The Southern Alliance for Clean Energy's report, "Energy Efficiency in the Southeast," said Alabama trails other states in utility company energy efficiency investments. It found this leads not only to higher energy bills for customers, but increased carbon emissions contributing to the warming climate.
Eddy Moore, decarbonization director for the alliance, said there are multiple benefits to prioritizing energy efficiency.
"If we take energy efficiency seriously, there will be everyday cost savings, there will be delays of expensive investments," Moore outlined. "There's also a reliability benefit."
The report found utilities like Duke Energy in North and South Carolina outperform others in the Southeast, with Alabama Power at the bottom of the list.
Heather Pohnan, senior energy policy manager for the alliance, said the barriers to energy efficiency in Alabama include limited funding, minimal program investment and challenges in reaching low-income and rental housing markets. She noted federal funding, from sources like the Inflation Reduction Act, could be a substantial resource.

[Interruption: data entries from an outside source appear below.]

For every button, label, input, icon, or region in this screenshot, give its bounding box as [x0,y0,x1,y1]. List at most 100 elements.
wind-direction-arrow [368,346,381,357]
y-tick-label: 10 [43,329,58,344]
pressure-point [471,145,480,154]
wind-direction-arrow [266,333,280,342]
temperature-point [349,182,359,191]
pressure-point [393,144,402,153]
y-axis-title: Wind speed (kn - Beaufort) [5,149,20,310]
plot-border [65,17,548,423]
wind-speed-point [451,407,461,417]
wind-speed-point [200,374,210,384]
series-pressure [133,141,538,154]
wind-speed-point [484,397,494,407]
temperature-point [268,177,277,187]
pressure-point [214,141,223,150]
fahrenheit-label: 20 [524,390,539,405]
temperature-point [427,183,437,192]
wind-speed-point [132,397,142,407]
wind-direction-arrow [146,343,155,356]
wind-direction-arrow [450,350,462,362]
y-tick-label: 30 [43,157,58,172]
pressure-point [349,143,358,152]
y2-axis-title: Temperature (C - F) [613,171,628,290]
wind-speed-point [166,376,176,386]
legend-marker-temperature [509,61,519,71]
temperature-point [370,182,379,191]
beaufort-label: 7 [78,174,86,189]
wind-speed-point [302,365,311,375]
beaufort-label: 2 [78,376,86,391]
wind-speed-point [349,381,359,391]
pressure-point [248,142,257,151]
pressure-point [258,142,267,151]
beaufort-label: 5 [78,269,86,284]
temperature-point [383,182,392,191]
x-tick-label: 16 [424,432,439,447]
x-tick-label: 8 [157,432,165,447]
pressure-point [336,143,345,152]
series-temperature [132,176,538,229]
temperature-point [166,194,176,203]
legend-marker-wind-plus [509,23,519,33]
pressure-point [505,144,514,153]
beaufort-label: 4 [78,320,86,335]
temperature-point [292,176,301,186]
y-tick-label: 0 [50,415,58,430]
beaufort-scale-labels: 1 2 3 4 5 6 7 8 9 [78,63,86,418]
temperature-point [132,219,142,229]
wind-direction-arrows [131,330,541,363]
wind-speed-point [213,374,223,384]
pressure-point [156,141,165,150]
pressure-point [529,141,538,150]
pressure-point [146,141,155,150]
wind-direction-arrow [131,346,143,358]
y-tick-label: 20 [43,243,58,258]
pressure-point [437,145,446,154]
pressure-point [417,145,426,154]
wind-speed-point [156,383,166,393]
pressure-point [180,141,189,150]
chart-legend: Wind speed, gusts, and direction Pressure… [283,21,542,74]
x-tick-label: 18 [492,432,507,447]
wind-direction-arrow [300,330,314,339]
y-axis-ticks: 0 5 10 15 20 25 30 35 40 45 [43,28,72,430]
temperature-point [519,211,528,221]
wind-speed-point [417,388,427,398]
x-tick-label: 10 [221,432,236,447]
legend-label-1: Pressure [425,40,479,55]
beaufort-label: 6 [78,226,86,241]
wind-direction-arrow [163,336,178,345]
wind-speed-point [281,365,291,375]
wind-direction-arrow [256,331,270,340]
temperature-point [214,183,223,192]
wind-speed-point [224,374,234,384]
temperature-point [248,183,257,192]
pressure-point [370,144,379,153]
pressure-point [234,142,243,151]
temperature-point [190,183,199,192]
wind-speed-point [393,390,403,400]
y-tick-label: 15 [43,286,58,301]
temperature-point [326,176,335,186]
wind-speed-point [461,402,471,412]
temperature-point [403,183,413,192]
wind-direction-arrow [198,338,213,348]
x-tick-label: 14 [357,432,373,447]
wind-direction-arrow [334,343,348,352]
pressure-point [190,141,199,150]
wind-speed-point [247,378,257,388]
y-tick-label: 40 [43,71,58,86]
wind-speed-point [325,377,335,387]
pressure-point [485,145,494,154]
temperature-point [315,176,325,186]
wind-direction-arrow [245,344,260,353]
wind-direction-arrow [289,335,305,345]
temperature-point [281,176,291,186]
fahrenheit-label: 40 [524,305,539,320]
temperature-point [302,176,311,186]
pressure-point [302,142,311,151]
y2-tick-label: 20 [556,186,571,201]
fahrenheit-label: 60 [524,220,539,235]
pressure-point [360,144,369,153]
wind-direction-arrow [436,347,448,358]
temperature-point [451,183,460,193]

"The IRA includes tens of billions of dollars for energy efficiency," Pohnan pointed out. "It was a massive investment that includes tax credits, consumer rebates, loan programs and competitive grant opportunities."
She noted Alabama has yet to apply for key resources, like Home Energy Rebate funds. The future of the funding is unclear with the new leadership headed to the White House. But the report argued energy efficiency will be essential to bolster Alabama's power grid against the rising electricity demands of data centers and population growth and to mitigate the effects of extreme weather events.